Kids, even very young kids, are often killed if they refuse to join powerful street gangs, a scourge plaguing the poor Central American nation reputed to be the world’s most violent place.
The wave of murders is one of the most pressing problems facing the new government of President Juan Orlando Hernandez.
“Don’t leave me, my children!” the woman cried.
This second grandson was only seven years old. He was shot and tortured, his body found wrapped in a sheet and dumped in a vacant lot in San Pedro Sula, north of the capital, Tegucigalpa.
The grandmother and the mother of the child were already in shock after the death three days earlier of another of their children, aged 13, in similarly grisly circumstances.
In the space of a month, six more school-age children were murdered in San Pedro Sula, and authorities say the reason was the same – they had refused to join a street gang.
In an interview with the newspaper El Heraldo, Hernandez said the killings could be a backlash against his government’s security policy.
“I pray to God that it is not true that this issue of the children is a response to what we have been doing,” he was quoted as saying.
Last week in San Pedro Sula, members of gang called the Mara Salvatrucha (MS-13) burst into a youth detention center, overpowered guards and detonated a grenade, killing five members of the rival Mara 18 (M-18).

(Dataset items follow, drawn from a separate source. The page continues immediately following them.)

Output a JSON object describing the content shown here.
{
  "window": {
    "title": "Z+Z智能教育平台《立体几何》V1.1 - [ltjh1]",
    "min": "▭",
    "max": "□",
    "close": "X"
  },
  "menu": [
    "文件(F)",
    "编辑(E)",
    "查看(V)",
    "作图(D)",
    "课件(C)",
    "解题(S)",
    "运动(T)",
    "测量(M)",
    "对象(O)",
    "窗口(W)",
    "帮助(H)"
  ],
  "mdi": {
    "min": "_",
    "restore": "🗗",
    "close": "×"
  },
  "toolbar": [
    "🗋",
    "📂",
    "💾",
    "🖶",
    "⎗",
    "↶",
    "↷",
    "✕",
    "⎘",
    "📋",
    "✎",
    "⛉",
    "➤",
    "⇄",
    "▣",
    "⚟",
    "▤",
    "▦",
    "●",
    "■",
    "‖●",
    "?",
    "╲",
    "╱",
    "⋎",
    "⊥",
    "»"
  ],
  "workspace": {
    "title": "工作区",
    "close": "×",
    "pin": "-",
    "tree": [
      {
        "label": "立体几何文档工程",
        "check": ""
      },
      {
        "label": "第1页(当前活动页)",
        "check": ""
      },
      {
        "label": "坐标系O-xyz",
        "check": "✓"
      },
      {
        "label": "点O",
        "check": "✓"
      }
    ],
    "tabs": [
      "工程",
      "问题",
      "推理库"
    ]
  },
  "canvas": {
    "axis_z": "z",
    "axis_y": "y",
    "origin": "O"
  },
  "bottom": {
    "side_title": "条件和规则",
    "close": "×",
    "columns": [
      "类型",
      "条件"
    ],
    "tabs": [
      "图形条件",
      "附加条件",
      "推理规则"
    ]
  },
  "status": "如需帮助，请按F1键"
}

That same day, farther north in the town of Limon, a man stabbed a 13-year-old girl to death, and also killed her siblings aged 10, seven and two.
The heart-breaking scene of the grieving grandmother consumed with pain was broadcast on television.
Honduras has the world’s highest homicide rate, 79 per 100,000 inhabitants, according to the Violence Observatory at the National University, but the latest news has shocked the country.